La reforma de las verdades

Hace varios días presentó el PP una campaña para explicar en los medios de comunicación las diversas medidas que está tomando desde el Gobierno (hay un enlace justo en la parte superior de esta página). Me parece muy conveniente, aunque tardía y reservona. También la veo en esencia ineficaz para sus fines persuasivos, por tres causas relacionadas entre sí: abusa de las mayúsculas —demasiado marmóreo de versales es ese «La Verdad de las Reformas»—, no se desembaraza de las alusiones a la «Herencia Recibida» y, sobre todo, aparece bajo el marchamo de unas siglas de partido. Si se pretende convencer a un público lo más amplio posible, conviene escribir con humildes minúsculas, defender las posiciones propias sin mirar tanto hacia atrás y, lo principal, es preciso amparar el producto entero bajo una marca blanca, no esta de fabricación genovesa. De lo contrario, quien no sea ya un convencido de la causa leerá el alegato como mínimo con la mosca detrás de la oreja, al considerarlo una manifestación más de la refriega política bajuna a la que estamos acostumbrados.

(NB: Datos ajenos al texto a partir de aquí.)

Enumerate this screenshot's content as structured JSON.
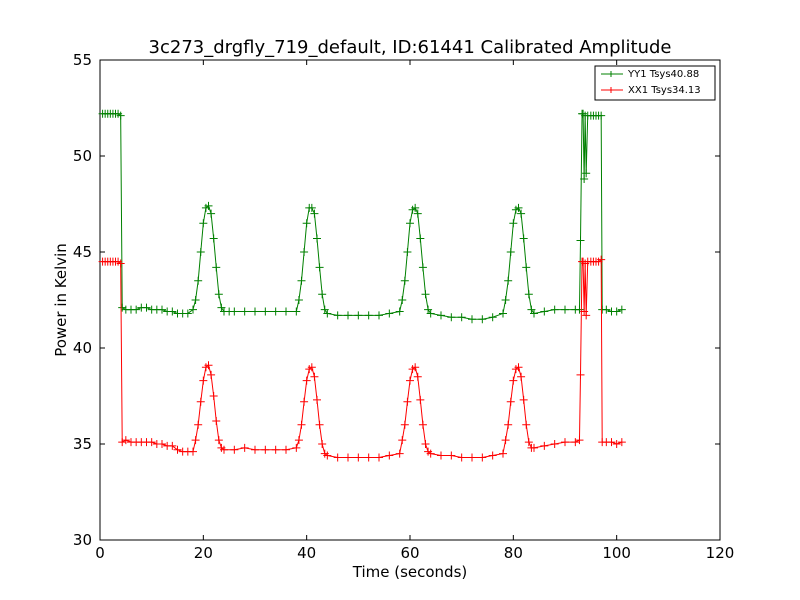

Ahora bien, la pertinencia de una campaña como esta quizá radique, curiosamente, en la necesidad de congraciarse con buena parte del electorado propio. No son pocos los votantes del Partido Popular que, sin perder de vista las difíciles circunstancias actuales, están molestos con las contradicciones de Rajoy entre lo prometido y lo ejecutado —ay, la Verdad, la Verdad—, perplejos con el ritmo frenético de unas reformas no se sabe hasta qué punto bien meditadas, e inquietos porque, aun esperando el desenlace feliz en un plazo indeterminado, no deja de parecerles formidable el aparente trastorno que causa lo que se anuncia cada viernes. Por eso muchos de los que apoyamos en las urnas al actual Gobierno leemos el ramillete de argumentos de la campaña de ahora casi como quien, cuando ya todo es ceniza, mira una vieja foto de la persona a la que se dio el «sí, quiero», para poder escrutar, remontándose en el tiempo, qué es exactamente lo que nos impulsó a ello.

Una cosa es cierta, al margen de la interpretación que quiera dársele —mejora de la eficiencia del sistema, dicen unos; destrucción del estado de bienestar, dicen otros—: algo profundo va a variar en muchos aspectos esenciales de la vida política, social y económica española tras estos primeros meses de Rajoy en el poder. En parte por efecto de la crisis, en parte por la exigencia de distintos organismos internacionales y en parte por convicción programática, están sentándose unas bases nuevas de relación entre lo público y lo privado, los empleadores y los empleados, las autonomías y el Estado central, etcétera. Esto es un hecho cierto, con independencia de su valoración. Y el cambio es de tal calado, que podríamos decir con un retruécano que el Gobierno ha debido explicar «la verdad de las reformas» porque previamente ha emprendido «la reforma de las verdades», de esas múltiples verdades consabidas que hasta ahora teníamos por inmutables.